For this project, he improved the existing helmet model by changing a number of features, including varying the properties and placement of the foam suspension pads inside the helmet.
Barlow ran many impact simulations using the Massachusetts Green High Performance Computing Center in Holyoke to learn more about how the changes influenced the helmet’s overall performance.
“The university offers a great engineering program... and I was able to finish my undergraduate education debt-free.” -George Barlow
“The stiffer the foam, the better its response is to blunt impact. But at the same time, it’s not going to conform to a soldier’s head comfortably. So, we made sure that the helmet model offers very good protection but is still comfortable and breathable,” he notes.

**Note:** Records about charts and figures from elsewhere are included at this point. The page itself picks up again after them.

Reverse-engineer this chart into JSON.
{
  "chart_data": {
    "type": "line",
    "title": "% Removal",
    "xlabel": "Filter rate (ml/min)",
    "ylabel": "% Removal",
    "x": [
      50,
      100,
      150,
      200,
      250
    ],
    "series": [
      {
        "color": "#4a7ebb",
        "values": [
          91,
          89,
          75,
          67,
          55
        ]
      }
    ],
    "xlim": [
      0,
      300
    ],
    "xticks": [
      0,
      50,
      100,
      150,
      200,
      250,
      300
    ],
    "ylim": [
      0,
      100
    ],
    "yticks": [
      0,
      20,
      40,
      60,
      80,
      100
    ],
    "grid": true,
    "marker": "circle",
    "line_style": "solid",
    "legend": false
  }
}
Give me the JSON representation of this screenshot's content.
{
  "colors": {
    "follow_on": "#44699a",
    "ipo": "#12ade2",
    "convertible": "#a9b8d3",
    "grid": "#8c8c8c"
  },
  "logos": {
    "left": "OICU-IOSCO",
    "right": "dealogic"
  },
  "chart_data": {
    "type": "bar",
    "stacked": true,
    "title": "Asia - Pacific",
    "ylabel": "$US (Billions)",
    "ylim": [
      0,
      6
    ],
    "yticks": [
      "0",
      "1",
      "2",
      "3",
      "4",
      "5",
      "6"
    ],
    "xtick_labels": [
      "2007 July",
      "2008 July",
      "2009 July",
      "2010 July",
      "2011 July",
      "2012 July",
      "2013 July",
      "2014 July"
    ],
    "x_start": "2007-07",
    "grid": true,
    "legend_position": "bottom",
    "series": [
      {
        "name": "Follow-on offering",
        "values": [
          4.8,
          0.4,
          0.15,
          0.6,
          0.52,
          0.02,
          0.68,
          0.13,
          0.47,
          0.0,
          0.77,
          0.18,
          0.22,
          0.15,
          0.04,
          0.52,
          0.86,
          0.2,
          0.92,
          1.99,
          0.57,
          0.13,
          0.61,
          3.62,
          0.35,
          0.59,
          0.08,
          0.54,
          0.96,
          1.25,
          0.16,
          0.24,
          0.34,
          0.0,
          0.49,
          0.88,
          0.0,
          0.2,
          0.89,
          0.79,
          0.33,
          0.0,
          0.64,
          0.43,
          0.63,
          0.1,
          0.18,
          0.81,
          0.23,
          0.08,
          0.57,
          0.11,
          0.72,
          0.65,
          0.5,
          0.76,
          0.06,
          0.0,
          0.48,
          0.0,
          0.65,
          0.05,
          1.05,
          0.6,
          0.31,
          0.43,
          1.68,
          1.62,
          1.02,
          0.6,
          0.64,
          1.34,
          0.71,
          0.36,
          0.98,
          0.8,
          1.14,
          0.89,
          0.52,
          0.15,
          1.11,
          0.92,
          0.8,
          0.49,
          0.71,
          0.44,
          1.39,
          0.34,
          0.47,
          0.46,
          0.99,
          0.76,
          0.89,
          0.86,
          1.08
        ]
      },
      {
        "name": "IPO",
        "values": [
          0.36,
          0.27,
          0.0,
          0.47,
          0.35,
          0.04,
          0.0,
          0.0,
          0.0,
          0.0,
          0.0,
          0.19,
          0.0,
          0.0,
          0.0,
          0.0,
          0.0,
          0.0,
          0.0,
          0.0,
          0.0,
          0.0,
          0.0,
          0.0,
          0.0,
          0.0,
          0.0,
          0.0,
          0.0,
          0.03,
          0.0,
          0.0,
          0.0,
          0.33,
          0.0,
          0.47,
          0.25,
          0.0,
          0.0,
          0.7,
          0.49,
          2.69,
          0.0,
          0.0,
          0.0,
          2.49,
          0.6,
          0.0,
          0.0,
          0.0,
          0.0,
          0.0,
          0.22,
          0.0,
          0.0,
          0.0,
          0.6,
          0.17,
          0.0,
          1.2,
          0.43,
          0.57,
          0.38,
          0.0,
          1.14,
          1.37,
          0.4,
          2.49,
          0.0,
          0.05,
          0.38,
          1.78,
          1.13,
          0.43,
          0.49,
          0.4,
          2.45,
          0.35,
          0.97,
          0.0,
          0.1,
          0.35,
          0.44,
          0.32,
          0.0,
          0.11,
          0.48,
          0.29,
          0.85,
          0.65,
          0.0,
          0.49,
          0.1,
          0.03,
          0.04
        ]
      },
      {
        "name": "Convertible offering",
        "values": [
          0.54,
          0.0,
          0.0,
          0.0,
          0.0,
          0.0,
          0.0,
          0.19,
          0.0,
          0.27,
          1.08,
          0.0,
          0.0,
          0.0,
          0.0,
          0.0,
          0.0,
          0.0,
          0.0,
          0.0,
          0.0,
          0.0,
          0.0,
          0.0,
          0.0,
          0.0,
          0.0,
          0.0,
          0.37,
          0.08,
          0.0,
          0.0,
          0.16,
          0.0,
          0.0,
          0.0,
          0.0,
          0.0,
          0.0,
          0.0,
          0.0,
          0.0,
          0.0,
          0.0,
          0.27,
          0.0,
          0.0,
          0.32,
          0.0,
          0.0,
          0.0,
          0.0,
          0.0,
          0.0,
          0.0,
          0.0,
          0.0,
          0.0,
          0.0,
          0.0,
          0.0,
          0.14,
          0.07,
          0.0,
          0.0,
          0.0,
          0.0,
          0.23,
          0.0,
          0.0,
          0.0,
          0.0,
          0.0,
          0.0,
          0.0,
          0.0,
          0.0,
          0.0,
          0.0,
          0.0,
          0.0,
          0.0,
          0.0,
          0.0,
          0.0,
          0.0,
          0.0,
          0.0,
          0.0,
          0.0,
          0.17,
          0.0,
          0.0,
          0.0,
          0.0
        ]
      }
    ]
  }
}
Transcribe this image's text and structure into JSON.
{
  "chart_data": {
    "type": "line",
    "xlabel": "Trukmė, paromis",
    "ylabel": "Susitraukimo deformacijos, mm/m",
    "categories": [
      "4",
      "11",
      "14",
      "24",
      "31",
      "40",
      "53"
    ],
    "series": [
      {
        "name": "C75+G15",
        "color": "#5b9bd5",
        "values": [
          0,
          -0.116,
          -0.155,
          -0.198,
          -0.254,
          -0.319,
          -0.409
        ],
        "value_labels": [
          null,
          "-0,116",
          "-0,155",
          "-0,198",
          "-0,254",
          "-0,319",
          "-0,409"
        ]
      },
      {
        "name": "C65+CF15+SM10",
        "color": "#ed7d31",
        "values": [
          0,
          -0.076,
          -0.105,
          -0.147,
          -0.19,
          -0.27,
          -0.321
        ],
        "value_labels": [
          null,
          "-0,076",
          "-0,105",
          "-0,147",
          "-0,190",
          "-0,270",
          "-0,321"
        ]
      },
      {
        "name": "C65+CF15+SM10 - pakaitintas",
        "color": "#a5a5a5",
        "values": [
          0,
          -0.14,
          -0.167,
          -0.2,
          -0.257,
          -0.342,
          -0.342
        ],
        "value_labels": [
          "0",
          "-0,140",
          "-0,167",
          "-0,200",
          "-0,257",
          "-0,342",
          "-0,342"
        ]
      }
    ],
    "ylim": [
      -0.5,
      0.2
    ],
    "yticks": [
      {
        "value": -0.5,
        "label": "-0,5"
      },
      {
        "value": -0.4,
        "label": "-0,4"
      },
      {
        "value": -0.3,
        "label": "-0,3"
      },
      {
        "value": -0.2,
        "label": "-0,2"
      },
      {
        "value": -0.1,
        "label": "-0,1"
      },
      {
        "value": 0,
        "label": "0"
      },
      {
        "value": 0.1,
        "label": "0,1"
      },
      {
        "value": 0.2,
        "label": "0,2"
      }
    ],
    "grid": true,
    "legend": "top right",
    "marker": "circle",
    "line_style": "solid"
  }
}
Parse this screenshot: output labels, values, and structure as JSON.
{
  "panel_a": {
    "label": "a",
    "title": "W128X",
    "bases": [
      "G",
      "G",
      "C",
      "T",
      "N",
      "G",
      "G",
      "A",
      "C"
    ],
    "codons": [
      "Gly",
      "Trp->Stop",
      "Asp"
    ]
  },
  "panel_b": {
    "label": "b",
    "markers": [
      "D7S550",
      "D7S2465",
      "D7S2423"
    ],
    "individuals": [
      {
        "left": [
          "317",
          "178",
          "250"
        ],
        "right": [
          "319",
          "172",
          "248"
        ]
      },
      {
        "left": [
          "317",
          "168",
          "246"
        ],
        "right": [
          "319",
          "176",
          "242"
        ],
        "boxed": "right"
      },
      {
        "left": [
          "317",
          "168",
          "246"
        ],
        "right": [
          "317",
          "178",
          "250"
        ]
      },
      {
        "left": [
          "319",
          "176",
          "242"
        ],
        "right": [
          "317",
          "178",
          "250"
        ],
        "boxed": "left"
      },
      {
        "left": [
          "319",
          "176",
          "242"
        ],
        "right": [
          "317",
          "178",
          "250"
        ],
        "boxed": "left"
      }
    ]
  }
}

Gentex Corp., based in Zeeland, Michigan, will conduct the actual fabrication and testing of the helmet.
Barlow’s second project involves research on fiber entanglement in textile composites with the Air Force Research Laboratory.
“I’m developing a way to introduce virtual entanglement into fiber bundles in textile models used in creating composite fabrics, including woven carbon fiber textiles,” he says.
According to Barlow, in real life, the fibers have “a little bit of wandering in them.”
“Fibers can’t be perfectly straight. There will be some waviness in them, and this waviness introduces resistance to compaction,” he says.
He says that creating a method for introducing fiber entanglement into textile models would allow researchers to replicate the textile’s actual response to compaction and predict its actual performance even before they mold and fuse the carbon fiber sheets into final products.
“I enjoy seeing the results of hard work, even if it entails long hours in the lab,” he says.
For Barlow, coming to UMass Lowell was well worth it.
“The university offers a great engineering program,” he says, “and I was able to finish my undergraduate education debt-free. I could have gone to other schools, but I would have incurred a mountain of student loans.
“Thanks to UML, my education and research experiences have given me the skills that I need to succeed in my professional career.”
After he graduates in spring 2024, Barlow plans to enter industry, preferring to find a research position in a company that is close to the ocean somewhere.
“I like boating, and I have a 10-foot rigid inflatable that I try to take out on a lake a couple of times a year,” he says. “I want to own a larger boat when it becomes viable.”